Can pirates teach us anything about the economic and political organization of democracies? Are pirates even democratic?! Why would a justice system wherein judges administer poison be an efficient for determining guilt an innocence? Can anybody own the sunshine? Was the Wild, Wild West (circa 1860-1900) really as violent as westerns portrayed it? Why doesn't anybody ever eat the last donut at a faculty meeting? Are birthday presents a deadweight loss on our economy, and should we forgo the wrapping paper and just give cash to one another? And, finally, why would anybody leave a tip at a restaurant they know they would never return to? These, and many more, puzzles will be answered over the course of eleven weeks in Autumn 2025. If you are the curious type, you need to enroll in this class pronto!

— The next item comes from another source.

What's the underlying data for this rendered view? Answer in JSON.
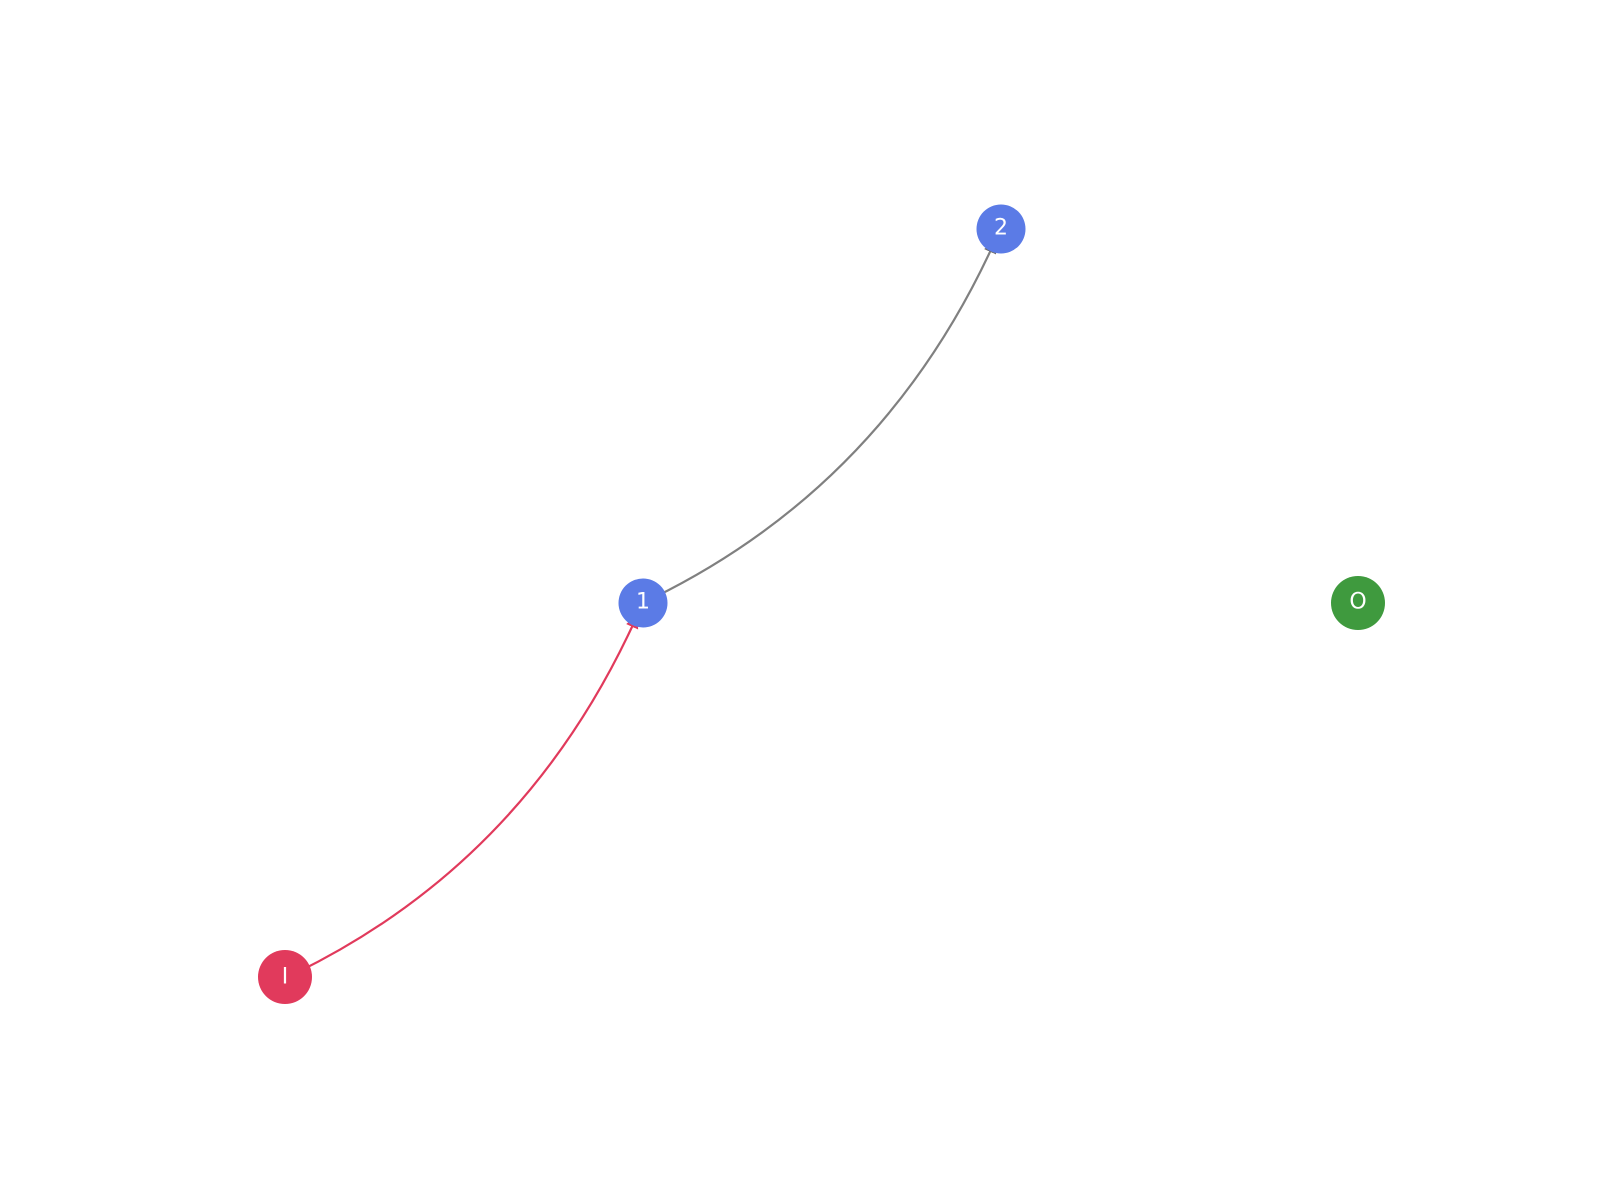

POL S 270 introduces students to the basic concepts and theories of political economy including trade-offs, incentives, transaction costs, prisoners' dilemmas, collective action, public goods, externalities, principal-agent problems, property rights, tragedy of the commons, rational choice theory, and systems of government and governance. As a pedagogical framing mechanism, students are asked to imagine that they are stranded on a deserted island and must think about building a functioning economy and system of governance. To do this, they will need to gain knowledge of how humans (themselves and others) make choices that affect the production and distribution of resources in society.
Unlike your typical Econ 101 course that is filled with equations and graphs that students must memorize (and rarely understand), we seek to build an intuitive understanding of how an economy operates and the role that governance plays in creating prosperity. This is achieved by reading about pirates, cowboys, conflicts over sunshine, prisoner of war camps, poisonous justice systems, tipping at restaurants, gift-giving, why communal refrigerators stink, and why no one ever finishes the last morsel of donuts at business meetings.
Textbooks include Harold Winter's Trade-Offs (Vol. 3), Peter Leeson's The Invisible Hook, Anderson & Hill's The Not So Wild, Wild West, and Michael Munger's Tomorrow 3.0. There are also a number of articles assigned including Peter Leeson's "Sassywood," F.A. Hayek's "The Use of Knowledge in Society," R.A. Radford's "The Economic Organization of a P.O.W. Camp," and Gill & Thomas's "The Dynamic Efficiency of Gifting." There will be roughly 90 pages of reading per week assigned and students are expected to stay on top of those readings. Students will be strongly encouraged to purchase physical copies of the textbooks instead of online versions.